Both Alastair and John, Maclan's sons, had escaped the slaughter; and, as Glenlyon had guessed, their escape was due, in part, to the dullard incompetence of the two young Lindsays, who had each gone to the other's objective—realised their mistake—and returning, met and wasted ten minutes in furious abuse and argument. Alastair and John, and some of their two households, had escaped the murderers, but now lay hiding under the pitiless onslaught of the sky. Nearly all the houses in the glen were aflame, and each, in the falling snow, made a core of heat in which the snow dissolved, but round which the drifting
flakes were illumined in a bright and heartless prettiness. In byres and stables a few animals, caught by the fire, screamed and bellowed their pain and fear; and others, let loose, were lowing hungrily for their morning feed. Slowly the sky lightened to grey, and the burning houses were rooted to the ground in the red embers of their fallen posts and rafters.

John's daughter, Shiona, had escaped with her father, but she was late in leaving the house, having gone back to look for some trinket that her young husband had given her before he died. Her child was heavy in her arms, and she could not walk as quickly as the others. She fell farther behind, and though she knew the corrie for which they were making, she mistook her way, and presently, in a wild squall that blinded and confused her, she sank down for shelter under a stark rock that stood on the hillside like the prow of a wrecked ship. Her baby, a lusty child, began to cry with the impassioned resolution of its age, and nothing she could do or say would quieten it.
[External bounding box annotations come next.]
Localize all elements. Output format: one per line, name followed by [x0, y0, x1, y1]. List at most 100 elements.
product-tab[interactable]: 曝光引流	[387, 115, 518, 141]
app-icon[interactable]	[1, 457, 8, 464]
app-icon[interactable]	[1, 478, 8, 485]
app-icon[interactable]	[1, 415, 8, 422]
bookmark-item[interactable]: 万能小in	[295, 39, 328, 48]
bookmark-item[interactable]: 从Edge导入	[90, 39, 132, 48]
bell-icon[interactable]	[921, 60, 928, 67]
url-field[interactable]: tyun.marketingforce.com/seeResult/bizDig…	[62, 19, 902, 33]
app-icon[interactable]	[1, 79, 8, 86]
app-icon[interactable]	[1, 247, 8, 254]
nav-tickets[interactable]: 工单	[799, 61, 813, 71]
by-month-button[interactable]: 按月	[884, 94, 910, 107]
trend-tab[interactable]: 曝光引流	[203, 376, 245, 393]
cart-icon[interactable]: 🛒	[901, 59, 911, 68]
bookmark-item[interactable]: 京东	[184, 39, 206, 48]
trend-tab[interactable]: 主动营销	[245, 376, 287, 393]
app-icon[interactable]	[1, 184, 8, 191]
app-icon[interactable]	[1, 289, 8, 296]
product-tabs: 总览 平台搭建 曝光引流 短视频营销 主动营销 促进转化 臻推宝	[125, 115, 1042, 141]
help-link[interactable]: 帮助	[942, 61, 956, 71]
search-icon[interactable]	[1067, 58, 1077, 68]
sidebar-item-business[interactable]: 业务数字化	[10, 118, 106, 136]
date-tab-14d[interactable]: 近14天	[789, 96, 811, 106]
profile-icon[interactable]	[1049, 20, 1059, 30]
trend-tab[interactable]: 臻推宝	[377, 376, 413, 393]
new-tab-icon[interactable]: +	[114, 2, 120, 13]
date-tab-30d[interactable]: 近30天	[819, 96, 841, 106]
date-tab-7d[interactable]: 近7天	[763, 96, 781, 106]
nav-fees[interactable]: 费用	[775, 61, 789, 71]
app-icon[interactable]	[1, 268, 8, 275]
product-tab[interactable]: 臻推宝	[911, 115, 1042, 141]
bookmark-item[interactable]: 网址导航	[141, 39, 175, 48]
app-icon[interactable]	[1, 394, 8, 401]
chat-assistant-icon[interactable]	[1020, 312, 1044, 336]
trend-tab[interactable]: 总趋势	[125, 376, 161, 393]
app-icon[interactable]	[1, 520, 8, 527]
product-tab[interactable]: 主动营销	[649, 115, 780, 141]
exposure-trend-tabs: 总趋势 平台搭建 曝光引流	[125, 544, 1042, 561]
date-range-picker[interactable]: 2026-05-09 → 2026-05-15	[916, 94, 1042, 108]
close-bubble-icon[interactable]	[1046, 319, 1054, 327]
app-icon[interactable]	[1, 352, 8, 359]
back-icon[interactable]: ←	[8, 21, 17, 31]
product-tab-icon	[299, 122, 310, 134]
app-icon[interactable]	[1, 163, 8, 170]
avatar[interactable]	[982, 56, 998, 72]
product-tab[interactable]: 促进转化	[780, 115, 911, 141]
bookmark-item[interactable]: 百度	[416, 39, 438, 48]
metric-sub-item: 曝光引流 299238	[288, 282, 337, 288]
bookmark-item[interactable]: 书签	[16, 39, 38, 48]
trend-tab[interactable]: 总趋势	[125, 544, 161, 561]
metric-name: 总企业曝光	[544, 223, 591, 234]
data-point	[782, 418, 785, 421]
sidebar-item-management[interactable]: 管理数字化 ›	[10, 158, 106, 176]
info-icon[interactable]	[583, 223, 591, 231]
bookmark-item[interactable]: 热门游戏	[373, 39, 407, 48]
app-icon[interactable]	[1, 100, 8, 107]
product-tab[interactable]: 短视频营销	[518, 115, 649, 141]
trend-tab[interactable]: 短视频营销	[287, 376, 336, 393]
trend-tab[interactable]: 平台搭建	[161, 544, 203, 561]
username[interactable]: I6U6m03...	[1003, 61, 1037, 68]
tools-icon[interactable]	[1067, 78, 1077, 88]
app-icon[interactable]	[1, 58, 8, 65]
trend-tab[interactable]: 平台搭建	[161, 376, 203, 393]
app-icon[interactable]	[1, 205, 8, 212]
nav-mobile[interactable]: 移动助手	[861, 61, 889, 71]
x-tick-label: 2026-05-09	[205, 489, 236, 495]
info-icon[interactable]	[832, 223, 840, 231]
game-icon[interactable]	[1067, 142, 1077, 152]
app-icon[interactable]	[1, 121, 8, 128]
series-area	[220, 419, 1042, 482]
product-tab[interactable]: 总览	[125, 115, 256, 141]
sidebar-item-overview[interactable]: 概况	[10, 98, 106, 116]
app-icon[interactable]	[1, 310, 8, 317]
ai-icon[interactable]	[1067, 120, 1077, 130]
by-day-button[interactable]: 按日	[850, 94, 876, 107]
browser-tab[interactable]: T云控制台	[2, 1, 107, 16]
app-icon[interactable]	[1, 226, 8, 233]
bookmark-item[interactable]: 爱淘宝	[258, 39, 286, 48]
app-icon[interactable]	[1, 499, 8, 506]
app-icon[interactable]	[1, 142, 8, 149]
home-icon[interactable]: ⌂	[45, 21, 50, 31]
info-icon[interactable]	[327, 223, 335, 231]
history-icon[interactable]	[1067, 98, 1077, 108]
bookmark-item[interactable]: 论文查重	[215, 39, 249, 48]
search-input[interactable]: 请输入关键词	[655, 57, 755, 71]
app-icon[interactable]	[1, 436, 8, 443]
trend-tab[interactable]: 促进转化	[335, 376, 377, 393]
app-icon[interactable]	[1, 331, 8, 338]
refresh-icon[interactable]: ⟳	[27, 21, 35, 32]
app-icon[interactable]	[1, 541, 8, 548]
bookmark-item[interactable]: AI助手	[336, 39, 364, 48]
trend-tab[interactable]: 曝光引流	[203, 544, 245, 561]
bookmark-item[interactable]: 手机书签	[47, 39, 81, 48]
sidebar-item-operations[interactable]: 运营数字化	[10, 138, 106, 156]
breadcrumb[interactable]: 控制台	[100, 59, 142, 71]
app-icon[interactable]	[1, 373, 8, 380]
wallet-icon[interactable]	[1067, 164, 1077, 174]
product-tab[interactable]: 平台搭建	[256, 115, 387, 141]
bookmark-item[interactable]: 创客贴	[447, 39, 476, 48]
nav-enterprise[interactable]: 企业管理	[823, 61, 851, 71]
The light was coming through the winter sky, and Captain Drummond had mustered some stragglers of Argyll's Regiment—men who stood about in the warmth of burning houses with no apparent purpose or intention—to hunt fugitives and follow trails of blood. One of his little troop was Ian Og of the Bield, who, alone in Glenlyon's company, had determined to disobey his orders. He had looked for Shiona, to warn her of what was impending, and failed to find her because Shiona, a lively, gossiping girl, had been going from house to house, not so much afraid of what whispering threatened, as greedy to hear all the whispers.

Then, when Ian Og had to follow the elder Lindsay—for he dared not openly disobey—he had been led astray, and in desperation had deserted his troop; but still could not find Shiona. He had taken off his red coat and thrown it away, for a sign of rebellion, and wrapped himself in a great plaid. But now, when Drummond called to him, the dismay and wretchedness of his mind were so heavy that he followed like a bullock in a drover's herd.